Now coming to your question. here, what does it mean by $\partial \phi $ ? It is not a appropriate notation here,because here you wanting to say how $\nabla \phi$ changes as I change $\phi$ a little bit.Now,the problem is,this $\phi$ is not a single variable rather a scalar valued function.So you have to work on variable after variable of $\phi$ and component after component of $\nabla \phi$ (As,now it is a vector valued function) you can't express the whole expression as $$\color{red}{\frac{\partial}{\partial{\phi}} \nabla \phi = \frac{\partial}{\partial{\phi}}(\phi_{x}, \phi_{y},\phi_{z}) = (\phi_{xx}, \phi_{yy},\phi_{zz})}$$ rather.if $$\nabla \phi= \begin{bmatrix} \phi_x \\ \phi_y \\ \phi_z \\ \end{bmatrix} $$ then you should compute $\frac{\partial \phi}{\partial{x}}$ and $\frac{\partial}{\partial{x}}\nabla \phi$ individually. And finally after dividing them then we may say something like that you want.
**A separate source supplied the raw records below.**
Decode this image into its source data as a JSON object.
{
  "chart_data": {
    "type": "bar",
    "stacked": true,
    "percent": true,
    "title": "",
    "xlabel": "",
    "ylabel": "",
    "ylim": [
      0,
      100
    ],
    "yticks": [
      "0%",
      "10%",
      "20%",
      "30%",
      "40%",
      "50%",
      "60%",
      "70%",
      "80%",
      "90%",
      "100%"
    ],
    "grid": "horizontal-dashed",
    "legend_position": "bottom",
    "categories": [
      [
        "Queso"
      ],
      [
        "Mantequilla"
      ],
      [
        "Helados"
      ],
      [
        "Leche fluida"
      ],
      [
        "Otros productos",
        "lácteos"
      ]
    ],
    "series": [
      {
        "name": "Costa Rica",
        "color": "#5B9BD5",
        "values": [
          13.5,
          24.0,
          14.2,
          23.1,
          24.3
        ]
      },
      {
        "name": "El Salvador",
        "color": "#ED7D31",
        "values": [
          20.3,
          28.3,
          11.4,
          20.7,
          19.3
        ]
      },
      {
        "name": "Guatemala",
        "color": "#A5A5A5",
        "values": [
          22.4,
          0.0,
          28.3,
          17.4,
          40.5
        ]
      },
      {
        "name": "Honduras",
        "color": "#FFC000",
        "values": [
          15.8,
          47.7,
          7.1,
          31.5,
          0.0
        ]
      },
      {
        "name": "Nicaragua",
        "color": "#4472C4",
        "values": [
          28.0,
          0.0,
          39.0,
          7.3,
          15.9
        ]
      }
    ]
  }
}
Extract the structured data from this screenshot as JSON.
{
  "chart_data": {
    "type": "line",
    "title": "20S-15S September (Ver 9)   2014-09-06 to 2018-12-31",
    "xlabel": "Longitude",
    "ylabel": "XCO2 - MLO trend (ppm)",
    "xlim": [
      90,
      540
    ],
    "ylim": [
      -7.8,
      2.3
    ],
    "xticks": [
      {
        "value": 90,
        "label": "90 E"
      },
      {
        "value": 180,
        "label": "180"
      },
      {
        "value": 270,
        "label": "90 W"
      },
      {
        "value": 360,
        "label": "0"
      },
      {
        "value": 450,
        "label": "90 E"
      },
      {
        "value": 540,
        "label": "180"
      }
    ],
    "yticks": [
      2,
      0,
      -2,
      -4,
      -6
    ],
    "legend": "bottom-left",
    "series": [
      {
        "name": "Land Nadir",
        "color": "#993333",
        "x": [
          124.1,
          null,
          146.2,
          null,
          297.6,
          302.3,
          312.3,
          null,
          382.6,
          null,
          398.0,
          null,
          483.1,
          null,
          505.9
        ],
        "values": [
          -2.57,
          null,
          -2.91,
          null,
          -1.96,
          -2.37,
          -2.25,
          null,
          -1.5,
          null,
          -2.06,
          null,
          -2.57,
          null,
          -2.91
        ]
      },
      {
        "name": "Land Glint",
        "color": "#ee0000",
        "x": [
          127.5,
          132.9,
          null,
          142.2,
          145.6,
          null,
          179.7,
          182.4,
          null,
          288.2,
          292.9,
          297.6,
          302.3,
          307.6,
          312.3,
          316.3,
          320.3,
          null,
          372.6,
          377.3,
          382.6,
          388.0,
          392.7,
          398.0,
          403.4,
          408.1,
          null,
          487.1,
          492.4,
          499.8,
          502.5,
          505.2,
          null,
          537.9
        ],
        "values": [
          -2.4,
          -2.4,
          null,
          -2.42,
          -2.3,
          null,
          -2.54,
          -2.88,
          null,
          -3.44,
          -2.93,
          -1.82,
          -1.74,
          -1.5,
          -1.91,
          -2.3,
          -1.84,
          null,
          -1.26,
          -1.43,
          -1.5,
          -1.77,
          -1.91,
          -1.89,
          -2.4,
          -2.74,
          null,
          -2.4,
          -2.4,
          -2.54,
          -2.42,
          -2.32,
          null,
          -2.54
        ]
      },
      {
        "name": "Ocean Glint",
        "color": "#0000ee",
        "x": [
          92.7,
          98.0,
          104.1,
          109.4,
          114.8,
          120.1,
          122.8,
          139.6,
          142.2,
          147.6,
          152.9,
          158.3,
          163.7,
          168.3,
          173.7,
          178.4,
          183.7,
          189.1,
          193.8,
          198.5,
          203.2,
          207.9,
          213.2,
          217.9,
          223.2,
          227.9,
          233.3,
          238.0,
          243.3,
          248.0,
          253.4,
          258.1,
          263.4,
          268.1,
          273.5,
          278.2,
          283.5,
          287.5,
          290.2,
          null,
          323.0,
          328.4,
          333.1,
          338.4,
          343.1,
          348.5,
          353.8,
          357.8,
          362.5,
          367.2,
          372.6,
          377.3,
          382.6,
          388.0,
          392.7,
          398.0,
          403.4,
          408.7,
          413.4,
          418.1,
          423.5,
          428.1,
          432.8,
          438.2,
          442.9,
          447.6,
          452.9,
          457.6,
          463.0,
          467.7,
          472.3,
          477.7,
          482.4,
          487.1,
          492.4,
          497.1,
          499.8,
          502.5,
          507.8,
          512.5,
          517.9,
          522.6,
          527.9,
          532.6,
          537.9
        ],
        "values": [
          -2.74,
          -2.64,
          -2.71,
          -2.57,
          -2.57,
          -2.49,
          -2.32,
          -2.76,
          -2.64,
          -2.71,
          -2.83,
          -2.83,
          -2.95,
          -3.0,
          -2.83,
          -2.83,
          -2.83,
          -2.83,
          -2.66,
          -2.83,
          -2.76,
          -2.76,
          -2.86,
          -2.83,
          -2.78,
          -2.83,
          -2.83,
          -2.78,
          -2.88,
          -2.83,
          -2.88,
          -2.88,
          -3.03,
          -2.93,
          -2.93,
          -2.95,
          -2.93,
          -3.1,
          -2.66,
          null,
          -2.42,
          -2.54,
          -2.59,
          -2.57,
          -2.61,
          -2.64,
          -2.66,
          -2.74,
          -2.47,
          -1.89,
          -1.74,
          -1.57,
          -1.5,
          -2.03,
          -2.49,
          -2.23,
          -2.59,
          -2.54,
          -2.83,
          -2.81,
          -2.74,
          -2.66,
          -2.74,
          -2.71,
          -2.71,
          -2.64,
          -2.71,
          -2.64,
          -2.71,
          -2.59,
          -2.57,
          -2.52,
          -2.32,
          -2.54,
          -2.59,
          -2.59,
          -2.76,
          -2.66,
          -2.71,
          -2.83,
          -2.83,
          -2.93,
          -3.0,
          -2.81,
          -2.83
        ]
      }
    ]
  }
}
But that would yields, $$\frac{\partial}{\partial{\phi}} \nabla \phi=\frac{1}{\phi_x} \begin{bmatrix} \phi_{xx} \\ \phi_{yx} \\ \phi_{zx} \\ \end{bmatrix}\text{(differentiating partially with respect to $x$)}$$

But it is not a completed answer though.you have to follow the procedure in respect of y and z also,to get a compact answer.It will be somehow a rigorous computation.